I not only did the voice work on God of War as Brok, the foul-mouthed blue dwarf, but also did the motion capture for the character as well. It was a lot of fun working with Cory Barlog and his team at Sony Santa Monica Studios. They are obviously the best in the business and we are thrilled with the success the game is having.
I worked on the project for about three and a half years and I know they worked on it before and after I was involved as well. So it definitely was given a lot of attention to detail and it shows in the finished product.
All of the main actors in the game worked together and did team building exercises outside of the studio to bring about a sense of trust and camaraderie that I have not experienced in working on a video game before. This game is quite unique and deserves all of the accolades that comes its way.
You recently attended Salt Lake Comic Con, how was the experience at the event and had you attended any previously for the Tomb Raider video game, in which you record the voice of Matthias?
I had a lot of fun in Salt Lake City. It was my first convention, so I did not know what to expect but I enjoyed meeting all of the fans of the game and hanging out with my friends, Chris Judge, Danielle Bisutti and Jeremy Davies. There were quite a few people who wanted to talk to me about Matthias and Tomb Raider, as well as Gen.

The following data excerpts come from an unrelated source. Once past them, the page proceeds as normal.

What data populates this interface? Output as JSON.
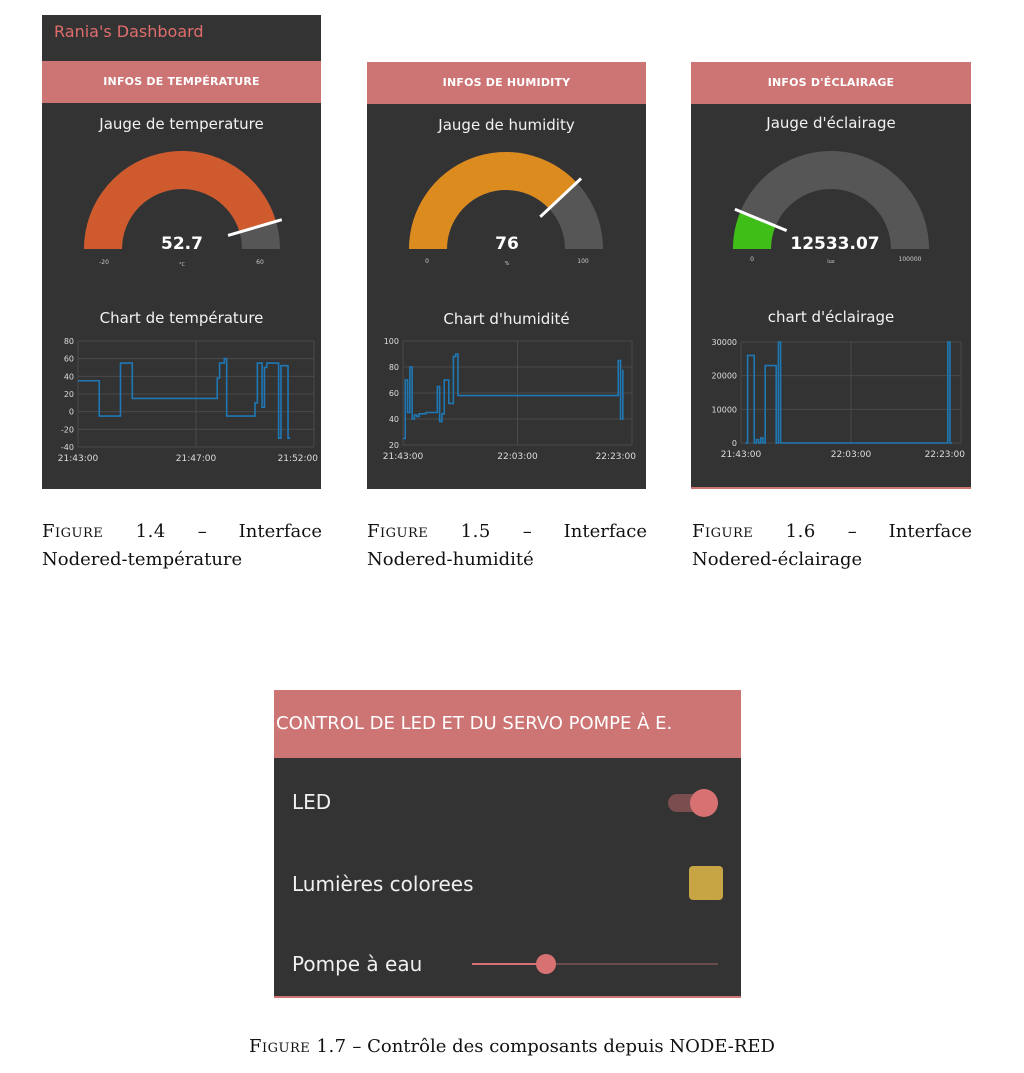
{
  "dashboard_title": "Rania's Dashboard",
  "colors": {
    "panel_bg": "#333333",
    "header_bg": "#cd7474",
    "temperature_gauge": "#cf5a2e",
    "humidity_gauge": "#dc8b1f",
    "light_gauge": "#3fbe17",
    "gauge_bg": "#565656",
    "chart_line": "#1f77b4",
    "accent": "#d87272",
    "color_swatch": "#c7a545"
  },
  "panels": [
    {
      "header": "INFOS DE TEMPÉRATURE",
      "gauge": {
        "title": "Jauge de temperature",
        "value": "52.7",
        "min": "-20",
        "max": "60",
        "unit": "°C",
        "fraction": 0.909
      },
      "chart": {
        "title": "Chart de température"
      },
      "caption": {
        "label": "Figure 1.4",
        "text": "– Interface Nodered-température"
      }
    },
    {
      "header": "INFOS DE HUMIDITY",
      "gauge": {
        "title": "Jauge de humidity",
        "value": "76",
        "min": "0",
        "max": "100",
        "unit": "%",
        "fraction": 0.76
      },
      "chart": {
        "title": "Chart d'humidité"
      },
      "caption": {
        "label": "Figure 1.5",
        "text": "– Interface Nodered-humidité"
      }
    },
    {
      "header": "INFOS D'ÉCLAIRAGE",
      "gauge": {
        "title": "Jauge d'éclairage",
        "value": "12533.07",
        "min": "0",
        "max": "100000",
        "unit": "lux",
        "fraction": 0.125
      },
      "chart": {
        "title": "chart d'éclairage"
      },
      "caption": {
        "label": "Figure 1.6",
        "text": "– Interface Nodered-éclairage"
      }
    }
  ],
  "chart_data": [
    {
      "type": "line",
      "title": "Chart de température",
      "x_ticks": [
        "21:43:00",
        "21:47:00",
        "21:52:00"
      ],
      "y_ticks": [
        "80",
        "60",
        "40",
        "20",
        "0",
        "-20",
        "-40"
      ],
      "ylim": [
        -40,
        80
      ],
      "series": [
        {
          "x": [
            0,
            0.04,
            0.08,
            0.09,
            0.12,
            0.17,
            0.18,
            0.2,
            0.21,
            0.23,
            0.29,
            0.3,
            0.55,
            0.56,
            0.59,
            0.6,
            0.62,
            0.63,
            0.64,
            0.66,
            0.68,
            0.73,
            0.74,
            0.75,
            0.76,
            0.78,
            0.79,
            0.8,
            0.82,
            0.85,
            0.86,
            0.87,
            0.88,
            0.89,
            0.9
          ],
          "y": [
            35,
            35,
            35,
            -5,
            -5,
            -5,
            55,
            55,
            55,
            15,
            15,
            15,
            15,
            15,
            38,
            55,
            60,
            -5,
            -5,
            -5,
            -5,
            -5,
            -5,
            10,
            55,
            5,
            50,
            55,
            55,
            -30,
            52,
            52,
            52,
            -30,
            -30
          ]
        }
      ]
    },
    {
      "type": "line",
      "title": "Chart d'humidité",
      "x_ticks": [
        "21:43:00",
        "22:03:00",
        "22:23:00"
      ],
      "y_ticks": [
        "100",
        "80",
        "60",
        "40",
        "20"
      ],
      "ylim": [
        20,
        100
      ],
      "series": [
        {
          "x": [
            0,
            0.01,
            0.02,
            0.03,
            0.04,
            0.05,
            0.06,
            0.07,
            0.1,
            0.15,
            0.16,
            0.17,
            0.18,
            0.2,
            0.22,
            0.23,
            0.24,
            0.25,
            0.26,
            0.3,
            0.5,
            0.7,
            0.9,
            0.93,
            0.94,
            0.95,
            0.96
          ],
          "y": [
            25,
            70,
            45,
            80,
            40,
            43,
            42,
            44,
            45,
            65,
            38,
            44,
            70,
            52,
            88,
            90,
            58,
            58,
            58,
            58,
            58,
            58,
            58,
            58,
            85,
            40,
            78
          ]
        }
      ]
    },
    {
      "type": "line",
      "title": "chart d'éclairage",
      "x_ticks": [
        "21:43:00",
        "22:03:00",
        "22:23:00"
      ],
      "y_ticks": [
        "30000",
        "20000",
        "10000",
        "0"
      ],
      "ylim": [
        0,
        30000
      ],
      "series": [
        {
          "x": [
            0.02,
            0.03,
            0.05,
            0.06,
            0.07,
            0.08,
            0.09,
            0.1,
            0.11,
            0.14,
            0.15,
            0.16,
            0.17,
            0.18,
            0.2,
            0.3,
            0.5,
            0.7,
            0.9,
            0.94,
            0.95,
            0.96
          ],
          "y": [
            0,
            26000,
            26000,
            0,
            1000,
            0,
            1500,
            0,
            23000,
            23000,
            23000,
            0,
            30000,
            0,
            0,
            0,
            0,
            0,
            0,
            30000,
            0,
            0
          ]
        }
      ]
    }
  ],
  "control": {
    "header": "CONTROL DE LED ET DU SERVO POMPE À E.",
    "led_label": "LED",
    "led_on": true,
    "color_label": "Lumières colorees",
    "pump_label": "Pompe à eau",
    "pump_level": 0.3,
    "caption_label": "Figure 1.7",
    "caption_text": "– Contrôle des composants depuis NODE-RED"
  }
}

Hemlock in Dead Rising 3.
I look forward to doing more Cons if time permits.
Would you like to come to the UK for conventions and do you have any coming up?
I would absolutely LOVE to come to the UK and do a convention! Being able to travel outside of the US and see other countries’ reaction to my character and the game would be awesome!! I know my personal appearance manager Dominic Mancini at Full Empire Promotions is currently working on a multiple convention deal but I don’t know all the details yet. Please contact him if you would like to arrange a visit from me!
Is there anything you can tell us about the projects you’re currently working on or have filmed recently?
I can’t go into a lot of detail because of NDAs and such but you can see me in the second season of Future Man coming out later this fall. I would also strongly suggest catching my film Painted Woman on Amazon now in America. It’s a western where I play the most despicable character I’ve ever had the pleasure of playing opposite Stef Dawson from The Hunger Games.
What advice would you give to young actors hoping for a long career in film and TV?
Be patient and persistent. Being an actor is a choice in a way of life, it is about the work not the accolades. I realise in today’s society we base everything on popularity and success but if you are true to your craft, eventually all of that will come to you. Be honest with who you are and the work you do as an actor. God Bless and Break A Leg!